There are three primary parsing functions that the antlr-haskell quasiquoter generates: glrParse, slrParse, and allstarParse with the following type signatures:

glrParse :: (t -> Bool) -> [t] -> ast
slrParse :: [t] -> ast
allstarParse :: [t] -> ast

The GLR parser first takes a function for filtering out certain tokens, especially whitespace so that a G4-defined grammar non-terminal doesn't need to.
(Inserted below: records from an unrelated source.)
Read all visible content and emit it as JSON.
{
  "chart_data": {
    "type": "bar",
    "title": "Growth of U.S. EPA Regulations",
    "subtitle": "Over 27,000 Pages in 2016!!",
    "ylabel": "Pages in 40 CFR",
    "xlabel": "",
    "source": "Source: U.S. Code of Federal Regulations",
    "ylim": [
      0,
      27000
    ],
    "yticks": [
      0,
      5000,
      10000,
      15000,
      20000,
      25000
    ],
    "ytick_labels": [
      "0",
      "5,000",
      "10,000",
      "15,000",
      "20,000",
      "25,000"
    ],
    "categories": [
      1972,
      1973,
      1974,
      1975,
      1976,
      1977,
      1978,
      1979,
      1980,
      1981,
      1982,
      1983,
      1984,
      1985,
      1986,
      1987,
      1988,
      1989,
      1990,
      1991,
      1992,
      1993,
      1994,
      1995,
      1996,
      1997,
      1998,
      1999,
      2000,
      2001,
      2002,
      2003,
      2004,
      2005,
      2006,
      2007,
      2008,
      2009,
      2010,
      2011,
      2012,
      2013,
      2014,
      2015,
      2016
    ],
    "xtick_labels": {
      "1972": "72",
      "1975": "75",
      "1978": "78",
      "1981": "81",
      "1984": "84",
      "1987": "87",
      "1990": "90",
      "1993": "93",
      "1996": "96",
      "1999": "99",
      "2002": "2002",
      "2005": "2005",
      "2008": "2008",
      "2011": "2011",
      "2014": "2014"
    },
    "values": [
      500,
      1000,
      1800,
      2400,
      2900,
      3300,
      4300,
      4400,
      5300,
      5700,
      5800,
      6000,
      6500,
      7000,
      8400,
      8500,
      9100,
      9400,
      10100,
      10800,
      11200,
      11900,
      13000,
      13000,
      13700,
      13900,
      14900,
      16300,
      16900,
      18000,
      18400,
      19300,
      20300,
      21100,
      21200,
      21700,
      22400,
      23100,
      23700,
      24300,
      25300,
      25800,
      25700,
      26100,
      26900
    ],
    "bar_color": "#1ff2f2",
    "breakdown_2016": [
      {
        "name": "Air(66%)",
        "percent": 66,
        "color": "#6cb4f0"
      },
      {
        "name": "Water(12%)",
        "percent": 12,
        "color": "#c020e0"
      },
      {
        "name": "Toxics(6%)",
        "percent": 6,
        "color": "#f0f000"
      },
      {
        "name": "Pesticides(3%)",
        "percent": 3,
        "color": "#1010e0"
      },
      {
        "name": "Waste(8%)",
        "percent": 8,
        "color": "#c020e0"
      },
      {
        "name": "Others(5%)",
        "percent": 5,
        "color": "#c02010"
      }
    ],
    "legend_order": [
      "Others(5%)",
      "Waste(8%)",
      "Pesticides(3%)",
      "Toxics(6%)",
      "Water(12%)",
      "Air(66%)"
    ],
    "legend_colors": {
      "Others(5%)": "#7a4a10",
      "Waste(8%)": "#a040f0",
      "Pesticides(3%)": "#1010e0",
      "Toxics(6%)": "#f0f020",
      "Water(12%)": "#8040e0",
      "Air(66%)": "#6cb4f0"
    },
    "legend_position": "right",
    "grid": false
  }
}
Then, as with slrParse and allstarParse, it takes the list of input tokens and produces some AST type based on what type gets constructed by the entrypoint to the grammar (the first non-terminal rule listed in the source file, top-down).

Contributing

The primary github repo for the antlr-haskell project can be found here: https://github.com/cronburg/antlr-haskell

Github issues

When submitting an issue it is preferable that you include a minimal grammar which triggers the unexpected behavior, what you expect the output to be, and a stack/cabal test-suite defining the correct behavior as such. If an existing test-suite doesn't logically relate to the bug, add a new one based on the test-suite template here.

Academic software notice

This project has been tested to a limited extent by a small number of academic researchers at a single University.